The first six months of fiscal 2018 compared with the 2017

Same location sales (excluding divestiture and acquisition) increased by about 8% (10% second quarter) attributable to 4% (6% second quarter) increases in volume and 4% increase in price (due to increased price of raw materials)

 The fiscal 2017 compared with the 2016

Organic sales (excluding divestiture and acquisition) increased by about 6% attributable to 4% increases in volume and 2% increase in price ( due to increased price of raw materials)

Fiscal 2016 compared with 2015

Organic sales (excluding divestiture and acquisition) decreased by about 1% attributable to 3% decreases in price/currency impacts offset by increase of 2% in volume.

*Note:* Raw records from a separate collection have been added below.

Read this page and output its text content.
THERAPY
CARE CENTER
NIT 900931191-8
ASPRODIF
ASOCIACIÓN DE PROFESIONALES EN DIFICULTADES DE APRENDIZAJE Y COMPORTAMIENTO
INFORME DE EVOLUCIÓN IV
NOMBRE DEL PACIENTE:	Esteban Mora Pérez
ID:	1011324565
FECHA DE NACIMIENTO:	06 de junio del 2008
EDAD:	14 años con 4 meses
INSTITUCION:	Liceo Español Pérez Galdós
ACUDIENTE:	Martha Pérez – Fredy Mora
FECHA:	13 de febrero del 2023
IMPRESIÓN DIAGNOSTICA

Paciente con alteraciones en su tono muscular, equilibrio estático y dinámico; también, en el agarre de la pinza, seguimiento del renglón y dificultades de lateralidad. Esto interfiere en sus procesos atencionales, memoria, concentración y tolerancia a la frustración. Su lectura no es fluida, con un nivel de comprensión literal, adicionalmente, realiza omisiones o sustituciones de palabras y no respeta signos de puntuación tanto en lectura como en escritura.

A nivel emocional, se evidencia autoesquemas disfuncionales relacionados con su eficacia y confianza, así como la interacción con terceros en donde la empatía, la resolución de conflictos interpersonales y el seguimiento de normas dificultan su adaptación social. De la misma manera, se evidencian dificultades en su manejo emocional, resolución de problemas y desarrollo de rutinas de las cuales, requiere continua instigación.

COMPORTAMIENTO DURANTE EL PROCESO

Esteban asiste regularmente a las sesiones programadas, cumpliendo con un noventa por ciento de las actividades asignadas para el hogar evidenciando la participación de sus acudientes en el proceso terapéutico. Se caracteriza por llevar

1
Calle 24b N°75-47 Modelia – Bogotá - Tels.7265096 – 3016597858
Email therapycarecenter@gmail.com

Fiscal 2015 compared with 2014

Organic sales (excluding divestiture and acquisition) increased by about 1% attributable to 6% increases in volume and decrease of 5% in price/impact of currency.

Its gross margin has gone down below 21% in 2018 primarily due to increased costs of raw materials (increased cost has not been passed completely to price). Due to the decrease of 170 basis points in SG&A as percentage of sales, its operating margin has thus gone up from about 8% to 10% in 2017.

Stock price

This stock currently has an enterprise price/EBI ratio of 26 ($45). We think that its stock is being relatively overvalued considering that increase in sales resulted from less intense in competition cannot offset decrease in margin due to increasing costs.